I've a relatively large graph with Vertices: 524 Edges: 1125, of real world transactions. The edges are directed and have a weight (inclusion is optional). I'm trying investigate the various communities within the graph and essentially need a method which:
-Calculates all possible communities
-Calculates the optimum number of communities
-Returns the members/# of members of each (optimum) community
So far I've managed to pull together the following code which plots a color coded graph corresponding to the various communities, however I've no idea how to control the number of communities (i.e plot the top 5 communities with the highest membership) or list the members of a particular community.
library(igraph)
edges <- read.csv('http://dl.dropbox.com/u/23776534/Facebook%20%5BEdges%5D.csv')
all<-graph.data.frame(edges)
summary(all)
all_eb <- edge.betweenness.community(all)
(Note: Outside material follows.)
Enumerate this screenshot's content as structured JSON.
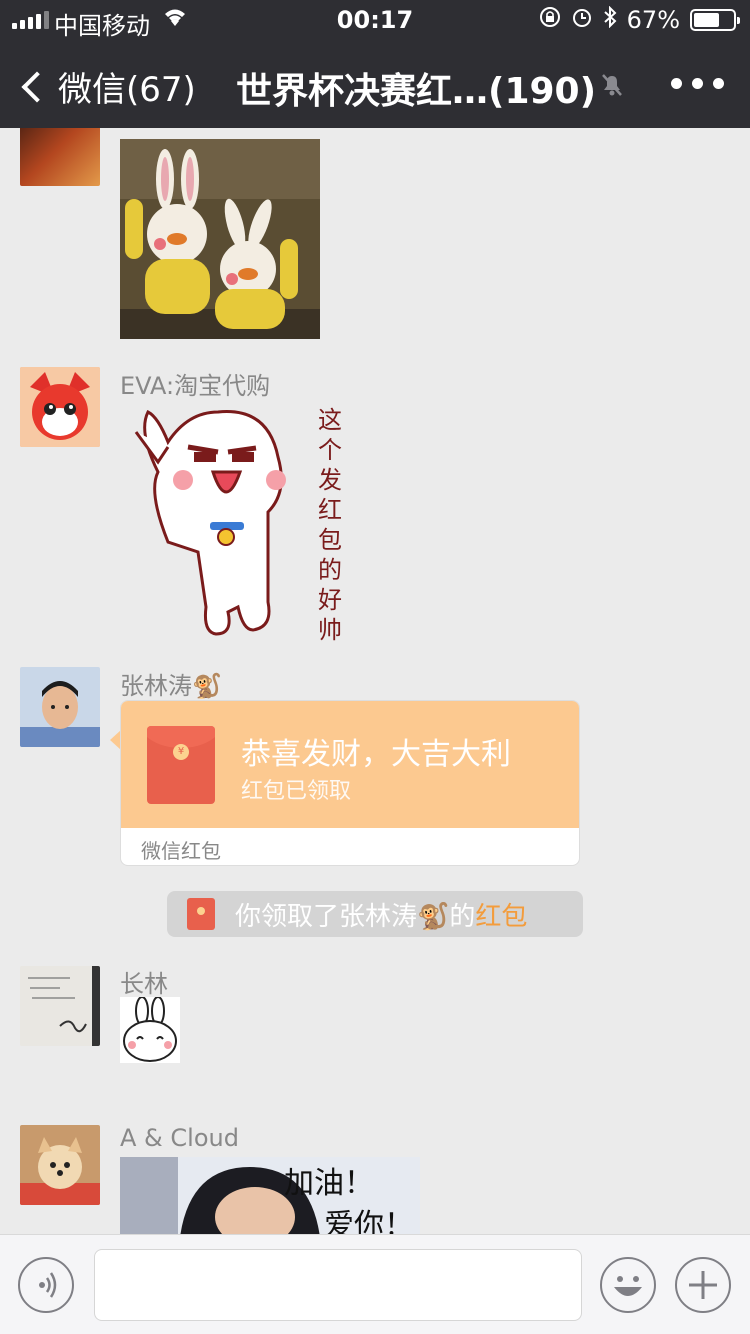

mods <- sapply(0:ecount(all), function(i) {
all2 <- delete.edges(all, all_eb$removed.edges[seq(length=i)])
cl <- clusters(all2)$membership
modularity(all, cl)
})
plot(mods, type="l")
all2<-delete.edges(all, all_eb$removed.edges[seq(length=which.max(mods)-1)])
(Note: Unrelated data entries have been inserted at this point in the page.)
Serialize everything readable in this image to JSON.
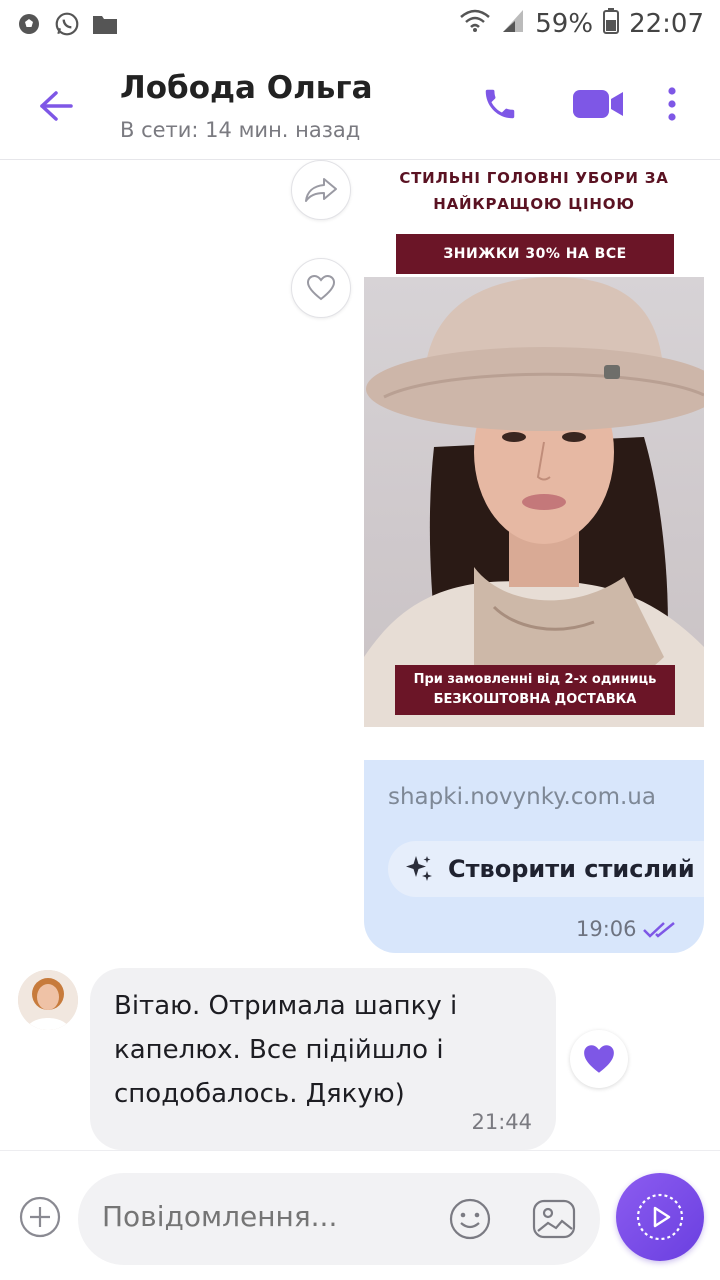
{
  "status": {
    "battery": "59%",
    "time": "22:07"
  },
  "header": {
    "title": "Лобода Ольга",
    "subtitle": "В сети: 14 мин. назад"
  },
  "promo": {
    "title": "СТИЛЬНІ ГОЛОВНІ УБОРИ ЗА НАЙКРАЩОЮ ЦІНОЮ",
    "badge": "ЗНИЖКИ 30% НА ВСЕ",
    "bottom_line1": "При замовленні від 2-х одиниць",
    "bottom_line2": "БЕЗКОШТОВНА ДОСТАВКА"
  },
  "outgoing": {
    "link": "shapki.novynky.com.ua",
    "ai_button": "Створити стислий ви",
    "time": "19:06"
  },
  "incoming": {
    "text": "Вітаю. Отримала  шапку і капелюх. Все підійшло і сподобалось. Дякую)",
    "time": "21:44"
  },
  "composer": {
    "placeholder": "Повідомлення..."
  },
  "colors": {
    "accent": "#7e57e6",
    "out_bubble": "#d8e6fb",
    "in_bubble": "#f1f1f3",
    "promo_red": "#6b1527"
  }
}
V(all)$color=clusters(all2)$membership
all$layout <- layout.fruchterman.reingold(all,weight=V(all)$weigth)
plot(all, vertex.size=4, vertex.label=NA, vertex.frame.color="black", edge.color="grey",
edge.arrow.size=0.1,rescale=TRUE,vertex.label=NA, edge.width=.1,vertex.label.font=NA)
Because the edge betweenness method performed so poorly I tried again using the walktrap method:
all_wt<- walktrap.community(all, steps=6,modularity=TRUE,labels=TRUE)
all_wt_memb <- community.to.membership(all, all_wt$merges, steps=which.max(all_wt$modularity)-1)
colbar <- rainbow(20)
col_wt<- colbar[all_wt_memb$membership+1]
l <- layout.fruchterman.reingold(all, niter=100)
plot(all, layout=l, vertex.size=3, vertex.color=col_wt, vertex.label=NA,edge.arrow.size=0.01,
main="Walktrap Method")
all_wt_memb$csize
[1] 176 13 204 24 9 263 16 2 8 4 12 8 9 19 15 3 6 2 1
19 clusters - Much better!
Now say I had a "known cluster" with a list of its members and and wanted to check each of the observed clusters for the presence of members from the "known cluster". Returning the percentage of members found. Unable to finish the following??
list<-read.csv("http://dl.dropbox.com/u/23776534/knownlist.csv")
ength(all_wt_memb$csize) #19
for(i in 1:length(all_wt_memb$csize))
{
match((V(all)[all_wt_memb$membership== i]),list)
}
A couple of these questions can be discovered by closely looking at the documentation of the functions you're using. For instance, the documentation of clusters
, in the "Values" section, describes what will be returned from the function, a couple of which answer your questions. Documentation aside, you can always use the str
function to analyze the make-up of any particular object.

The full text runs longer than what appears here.